How does the sound change with and without the floor Sonex?
 
How does the sound change with and without the floor Sonex?

The Sonex is arrayed so as to cover the specular (mirror-like) reflection points of the speakers on the room surfaces as viewed from the listening position. I attach a 4" x 6" flat mirror to the room surface, sit in the listening chair and then move the mirror until I can see the near speaker reflected in the mirror. I then place the Sonex so that the center of that 2' x 4' piece of 4"-thick Sonex is over the mirror position. I have thus treated the wall behind the speakers, the walls beside the speakers, the floor in front of the speakers and the wall behind the listening position.

I have in the past also sometimes treated the ceiling the same way. The ceiling reflection is tricky, however. Usually, with speakers which don't beam a lot of high frequencies upwards, the presentation sounds better to me when the ceiling reflection is left untreated. This is especially so in this room with its 8' 7"-high ceiling. The ceiling is more than five feet away from the speakers. Usually, reflections that far from the speaker tend to add spaciousness (in the case of the ceiling, vertical space, such as an illusion of height to images and projections from the stage) rather than adding brightness or high frequency grit, brittleness or distortion. Not treating the closer reflections from the side walls, wall behind the speakers, and floor results in added brightness, high frequency grit, and seeming distortion--all of which gets more obnoxious as the SPL increases.

It is also important to treat the wall behind the listener since it is closer, only 53 1/3" away from my ears. Anything behind your ears, even a high back of a soft chair, will wreak havoc on the imaging and staging out front. People who sit really near a hard wall behind them, or who sit in a high-backed reclining chair really have no idea what imaging and staging their system is capable of. In my room, since I'm a few feet away from the wall behind me, the effect of treating that wall with Sonex is relatively subtle, but it is clearly audible as a firming up of image placement, a deepening of the stage, and an increase in the soundstage height illusion.
 
Tom,

Nice to see you have some new REG approved equipment to play with.

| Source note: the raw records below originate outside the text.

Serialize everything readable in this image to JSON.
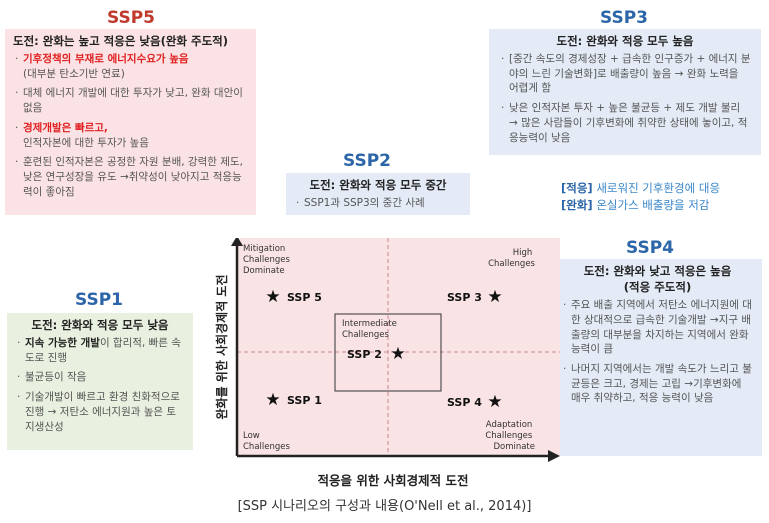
{
  "ssp5": {
    "title": "SSP5",
    "heading": "도전: 완화는 높고 적응은 낮음(완화 주도적)",
    "items": [
      {
        "red": "기후정책의 부재로 에너지수요가 높음",
        "rest": "(대부분 탄소기반 연료)"
      },
      {
        "red": "",
        "rest": "대체 에너지 개발에 대한 투자가 낮고, 완화 대안이 없음"
      },
      {
        "red": "경제개발은 빠르고,",
        "rest": "인적자본에 대한 투자가 높음"
      },
      {
        "red": "",
        "rest": "훈련된 인적자본은 공정한 자원 분배, 강력한 제도, 낮은 연구성장을 유도 →취약성이 낮아지고 적응능력이 좋아짐"
      }
    ]
  },
  "ssp3": {
    "title": "SSP3",
    "heading": "도전: 완화와 적응 모두 높음",
    "items": [
      "[중간 속도의 경제성장 + 급속한 인구증가 + 에너지 분야의 느린 기술변화]로 배출량이 높음 → 완화 노력을 어렵게 함",
      "낮은 인적자본 투자 + 높은 불균등 + 제도 개발 불리 → 많은 사람들이 기후변화에 취약한 상태에 놓이고, 적응능력이 낮음"
    ]
  },
  "ssp2": {
    "title": "SSP2",
    "heading": "도전: 완화와 적응 모두 중간",
    "items": [
      "SSP1과  SSP3의 중간 사례"
    ]
  },
  "legend": {
    "adapt_tag": "[적응]",
    "adapt_text": "새로워진 기후환경에 대응",
    "mitig_tag": "[완화]",
    "mitig_text": "온실가스 배출량을 저감"
  },
  "ssp4": {
    "title": "SSP4",
    "heading": "도전: 완화와 낮고 적응은 높음",
    "heading2": "(적응 주도적)",
    "items": [
      "주요 배출 지역에서 저탄소 에너지원에 대한 상대적으로 급속한 기술개발 →지구 배출량의 대부분을 차지하는 지역에서 완화 능력이 큼",
      "나머지 지역에서는 개발 속도가 느리고 불균등은 크고, 경제는 고립 →기후변화에 매우 취약하고, 적응 능력이 낮음"
    ]
  },
  "ssp1": {
    "title": "SSP1",
    "heading": "도전: 완화와 적응 모두 낮음",
    "items": [
      {
        "bold": "지속 가능한 개발",
        "rest": "이 합리적, 빠른 속도로 진행"
      },
      {
        "bold": "",
        "rest": "불균등이 작음"
      },
      {
        "bold": "",
        "rest": "기술개발이 빠르고 환경 친화적으로 진행 → 저탄소 에너지원과 높은 토지생산성"
      }
    ]
  },
  "chart": {
    "y_axis_label": "완화를 위한 사회경제적 도전",
    "x_axis_label": "적응을 위한 사회경제적 도전",
    "corner_top_left": [
      "Mitigation",
      "Challenges",
      "Dominate"
    ],
    "corner_top_right": [
      "High",
      "Challenges"
    ],
    "corner_bottom_left": [
      "Low",
      "Challenges"
    ],
    "corner_bottom_right": [
      "Adaptation",
      "Challenges",
      "Dominate"
    ],
    "intermediate": [
      "Intermediate",
      "Challenges"
    ],
    "points": [
      {
        "label": "SSP 5",
        "quadrant": "top-left"
      },
      {
        "label": "SSP 3",
        "quadrant": "top-right"
      },
      {
        "label": "SSP 2",
        "quadrant": "center"
      },
      {
        "label": "SSP 1",
        "quadrant": "bottom-left"
      },
      {
        "label": "SSP 4",
        "quadrant": "bottom-right"
      }
    ],
    "star": "★",
    "background_color": "#f9e3e5"
  },
  "caption": "[SSP 시나리오의 구성과 내용(O'Nell et al., 2014)]"
}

He just gave the Sony SS-NA5ES speakers a rave review, are you going to try them?
 
I did hear these latest Sonys at AXPONA in Chicago (as the writer in the Dagogo review did). They sounded pretty good, as have the other recent Sonys which REG has taken note of. I've heard the others not only at AXPONA, but also at a local Chicago-area dealer. None of the Sonys have sounded good enough for me to want to plunk down cash for them, especially since they are relatively expensive compared to the Stirlings. The Stirlings are quite special, I think, better than any of the Sonys in terms of balance and other characteristics and thus certainly seem to me to represent better value for money since the small Sonys cost at least as much.

Tom,

Nice to see you have some new REG approved equipment to play with.

He just gave the Sony SS-NA5ES speakers a rave review, are you going to try them?
 
Update: I am now using the Lyngdorf TDAI-2170 as the source switcher. Experimentation suggests that this sounds a bit better overall than having the EVS-modified Oppo 105D do the source switching duties. Also, since I no longer need the direct balanced analog connection between the Oppo and my SimAudio headphone amplifier (see this post), it is no longer necessary that all sources be available from the Oppo for transmission to the headphone amp.

Thus, the Oppo now "plays" only discs and Tidal and is connected to the Lyngdorf via Blue Jeans coax and HDMI cables. The Logitech Squeezebox Touch feeds the Lyngdorf's USB input, and the Apple TV streams content from my iPhone 6 via Blue Jeans HDMI cable to another HDMI input of the Lyngdorf.